La racine a beau tout ignorer des fruits, il n’empêche qu’elle les nourrit. Rainer Maria Rilke, Notes sur la mélodie des choses, XXXVIII, 1955-1966 [1898]
Pour une plante, se comporter revient avant tout à croître. Quentin Hiernaux, Philosophie du végétal, « Introduction générale », 2021
L’arbrisseau a une particularité notable : dépourvu du tronc qu’ont arbres et arbustes et qui préside chez eux à tout embranchement, lui n’est que racines, feuilles, fruits et fleurs peut-être mais surtout rameaux, allant sans délai du sol au ciel, et parfois tous azimuts.
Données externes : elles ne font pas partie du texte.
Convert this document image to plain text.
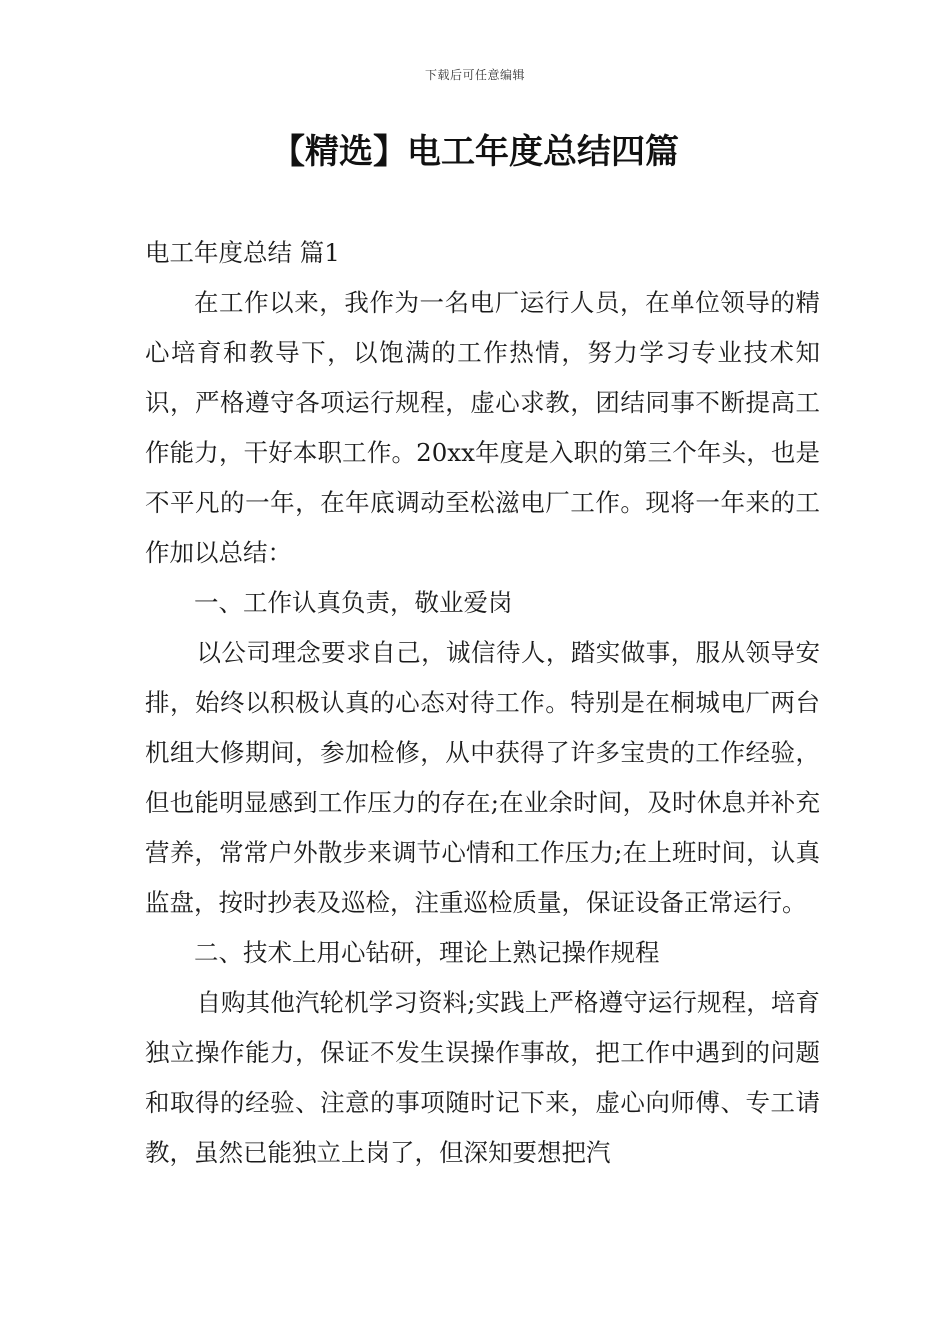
下载后可任意编辑
【精选】电工年度总结四篇

电工年度总结 篇1

在工作以来，我作为一名电厂运行人员，在单位领导的精心培育和教导下，以饱满的工作热情，努力学习专业技术知识，严格遵守各项运行规程，虚心求教，团结同事不断提高工作能力，干好本职工作。20xx年度是入职的第三个年头，也是不平凡的一年，在年底调动至松滋电厂工作。现将一年来的工作加以总结：

一、工作认真负责，敬业爱岗

以公司理念要求自己，诚信待人，踏实做事，服从领导安排，始终以积极认真的心态对待工作。特别是在桐城电厂两台机组大修期间，参加检修，从中获得了许多宝贵的工作经验，但也能明显感到工作压力的存在;在业余时间，及时休息并补充营养，常常户外散步来调节心情和工作压力;在上班时间，认真监盘，按时抄表及巡检，注重巡检质量，保证设备正常运行。

二、技术上用心钻研，理论上熟记操作规程

自购其他汽轮机学习资料;实践上严格遵守运行规程，培育独立操作能力，保证不发生误操作事故，把工作中遇到的问题和取得的经验、注意的事项随时记下来，虚心向师傅、专工请教，虽然已能独立上岗了，但深知要想把汽
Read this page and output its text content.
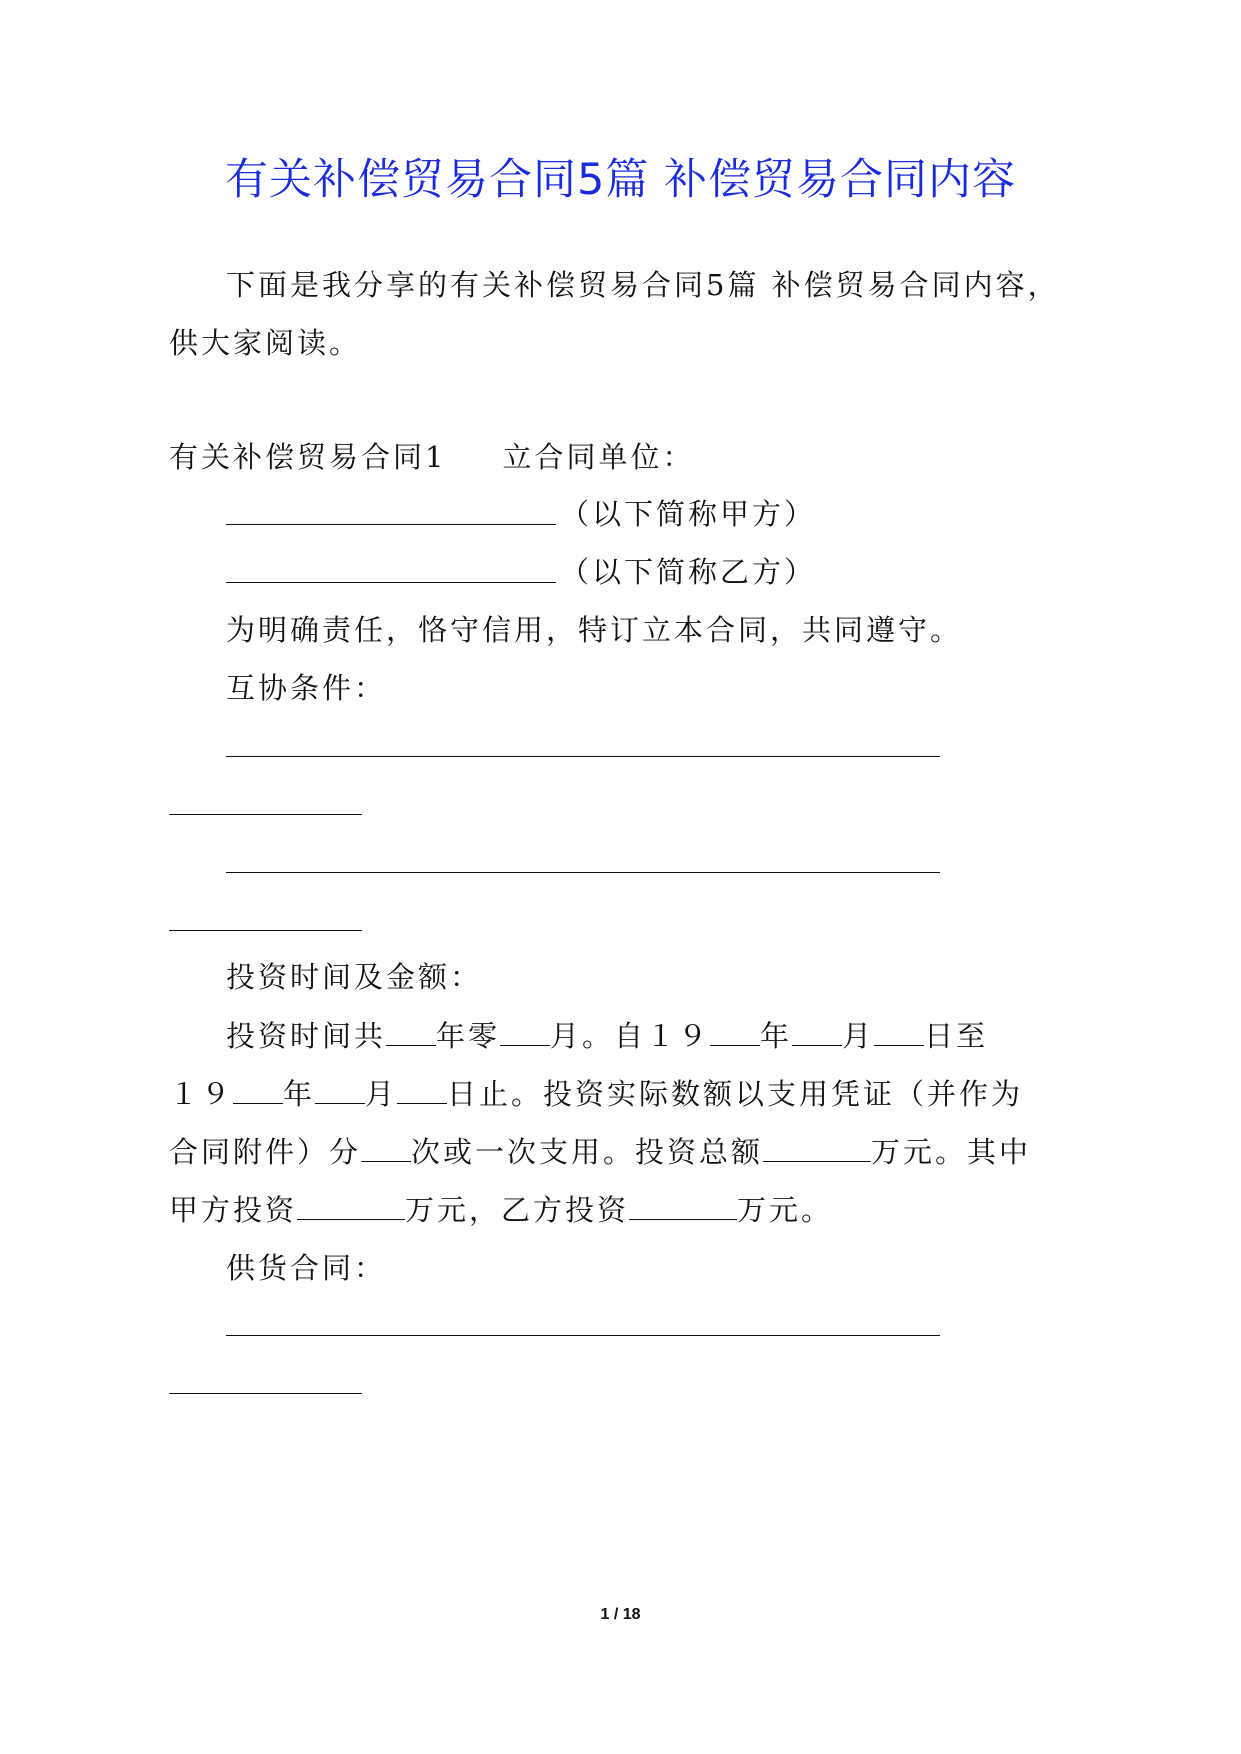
有关补偿贸易合同5篇 补偿贸易合同内容
下面是我分享的有关补偿贸易合同5篇 补偿贸易合同内容，
供大家阅读。
有关补偿贸易合同1 立合同单位：
（以下简称甲方）
（以下简称乙方）
为明确责任，恪守信用，特订立本合同，共同遵守。
互协条件：
投资时间及金额：
投资时间共 年零 月。自１９ 年 月 日至
１９ 年 月 日止。投资实际数额以支用凭证（并作为
合同附件）分 次或一次支用。投资总额	万元。其中
甲方投资	万元，乙方投资	万元。
供货合同：
1 / 18
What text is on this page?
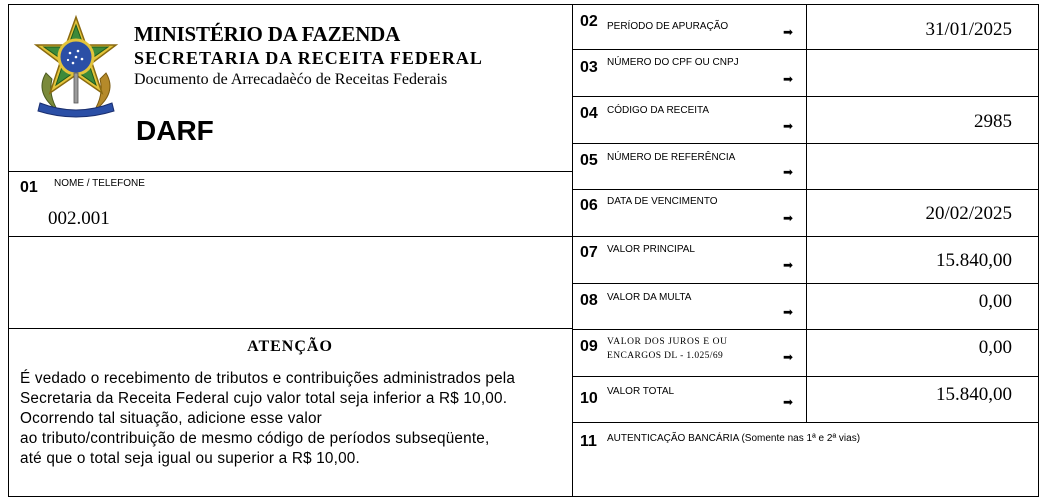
MINISTÉRIO DA FAZENDA
SECRETARIA DA RECEITA FEDERAL
Documento de Arrecadaèćo de Receitas Federais
DARF
01 NOME / TELEFONE
002.001
ATENÇÃO
É vedado o recebimento de tributos e contribuições administrados pela
Secretaria da Receita Federal cujo valor total seja inferior a R$ 10,00.
Ocorrendo tal situação, adicione esse valor
ao tributo/contribuição de mesmo código de períodos subseqüente,
até que o total seja igual ou superior a R$ 10,00.
02 PERÍODO DE APURAÇÃO	➡	31/01/2025
03 NÚMERO DO CPF OU CNPJ
➡
04 CÓDIGO DA RECEITA
➡	2985
05 NÚMERO DE REFERÊNCIA
➡
06 DATA DE VENCIMENTO
➡	20/02/2025
07 VALOR PRINCIPAL
➡	15.840,00
08 VALOR DA MULTA
➡	0,00
09 VALOR DOS JUROS E OU
ENCARGOS DL - 1.025/69	➡	0,00
10 VALOR TOTAL
➡	15.840,00
11 AUTENTICAÇÃO BANCÁRIA (Somente nas 1ª e 2ª vias)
De la terre à l’air presque immédiatement, comme empressés. Joaquim Vicens Gironella, né en 1911 près de Gérone et mort à Toulouse en 1997, était évidemment de ce bois : dès ses premières années il célébrait en poèmes et dans une publication locale de sa Catalogne natale les nombreux pouvoirs du liège. Largement exploités par les
hommes de la région (parmi lesquels était son père, artisan liégeur dont Joaquim prit rapidement le métier), ils demeurent inconnus – insoupçonnés, ignorés ? – de la grande sculpture, qui leur préfère les voies minérales et ferreuses de son canon historique ou les promesses d’objets et matériaux nouveaux. Gironella fils, après un exil en France que force en 1939 la victoire de Francisco Franco, entame pourtant « à l’usine, en cachette et en trichant le patron1 » l’endurant travail d’une matière aérée mais capricieuse. Couverte d’accidents, de ces humbles ponctuations du sort que sont bosses et trous, relief et vide.
1. C’est ce qu’il déclare à Jean Dubuffet dans une lettre qu’il lui adresse le 4 octobre 1948.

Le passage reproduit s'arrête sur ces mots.